2009 was my first year with the West-Eastern Divan Orchestra. That year we played Berlioz Symphonie Fantastique and Maestro Barenboim was working with several orchestra members intensively on Derive 2 – a piece for 11 instruments by Pierre Boulez. I sat through almost all of the Derive rehearsals that summer.
Listening to these long intense rehearsals was the first time I came really close to the music of one of the most influential composers in the 21 century and the music fascinated me. I think the first thing which caught my ears was the beauty of the sound coming from such a unique ensemble – strings at the front, behind them winds and surrounding all – marimba, vibraphone, harp and piano.
The piece is a gigantic score of about 45 minutes in length and very complex: many different lines play at the same time in great polyphony; complicated rhythmical patterns; long structures of dynamic development. At the beginning I could hardly follow the score correctly. Barenboim kept on working on this piece and performing it with Divan members ever since then, almost year after year, and I kept coming to rehearsals and concerts. The last performance I’ve attended was on tour with the orchestra, when we played at the new Philharmonie de Paris – I believe our concert was the second act at this brand new and fantastic concert hall. By then I’ve listened to Derive 2 in so many rehearsals and in several concerts that I knew the piece rather well – I could follow fragments of rhythmical or melodic homophony, alternating constantly between different instruments and creating tension and expectation within long polyphonic structures. I could anticipate my favourite moments. Boulez finished composing it in 2006, not before two decades of revising and expanding the piece – typical to someone who constantly revisited his works, editing them time and again.
These are my friends performing Derive 2 at the Proms Festival in 2012:
Still with the Divan, a couple of years ago Barenboim worked with our cello group on Messagesquiesse, a work for solo cello and 6 cellos. Composed between 1976-77, the piece was a birthday present to Paul Sacher, a conductor and renown patron of contemporary music. With his great wealth he commissioned works from composers such as Stravinsky, Bartok and Lutoslawsky, and under his baton the orchestra he founded -the Basler Kammerorchester, gave premieres to many important works. To celebrate Sacher’s 70th birthday, Russian cellist Rostropovich asked 12 composers – friends of Sacher, to compose pieces for cello solo using the letters of Sacher’s name as musical notes: eS, A, C, H, E, Re. The result was a project named “eSacher” – a collection of works based on these 6 notes, namely the “Sacher hexachord”.

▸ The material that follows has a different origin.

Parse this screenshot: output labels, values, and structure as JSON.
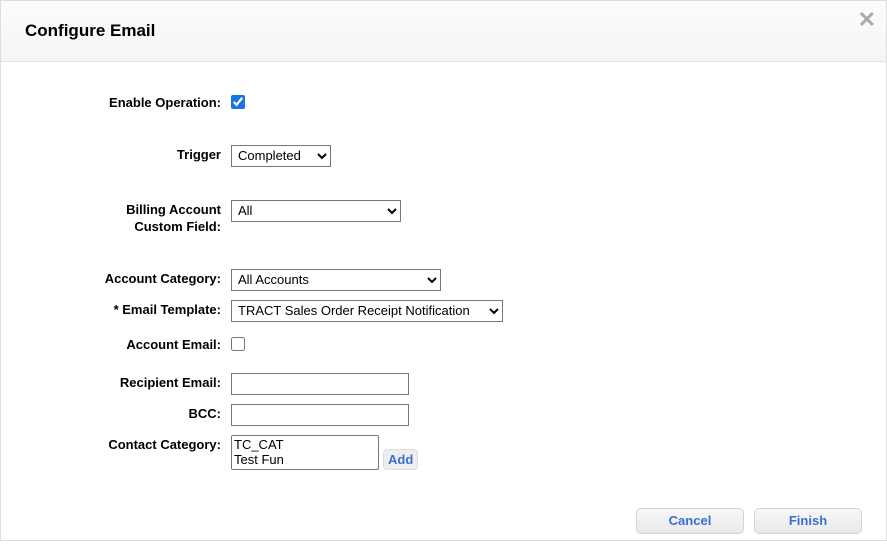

Compared to Derive 2 following the score of Messagesquiesse is as simple as it gets. I love how it starts: each cellist takes a turn in playing one harmonic, starting with an accent and then holding it long. Step by step the Sacher hexachord is formed – creating a cloud of sound floating above the ensemble. The most mysterious, yet tempting atmosphere becomes the setting for the soloist who begins with a recitative speech, later to become a virtuosic perpetuum mobile:
The one and only time I’ve actually met Boulez was in the summer of 2013, at the Lucerne Festival Orchestra Academy. Since 2004, the year in which Boulez founded the academy, he had been conducting there young musicians, coaching them with repertoire of the twentieth and twenty-first centuries. Unfortunately that summer in 2013 Boulez did not conduct the orchestra anymore. Though he was there – one could see him sitting or walking around the KKL, attending concerts and rehearsals.
Many of his works were performed that year in the festival, one of which was Le Soleil des Eaux (the sun of the waters), a rather short piece for a large orchestra, mixed choir and soprano soloist. Like so many of his works, Boulez revised the piece several times until completing its final version in 1965. The piece is a part of the Char Trilogy, a series of works written for poems by René Char. This incidental music has a rather surreal, almost naive charm to it. Char’s poems where originally part of a political play, centring on the character of a fisherman who fights against the commercial development of a river. Though Boulez himself was highly political and in general shared Char’s political views, the music of Le Soleil des Eaux takes much of its political context away, allowing the beauty and simplicity of the poems to be expressed. I had great joy leading the cello group in this piece: we each had our own part and there were plenty of fragments and short, strange but charming tunes to listen to:
Boulez sat in the audience and listened to us perform his music. When we finished there was the longest standing ovation I’ve ever experienced – the public and us on stage had probably all felt this might be one of the last times we’ll applaud Pierre Boulez in his presence.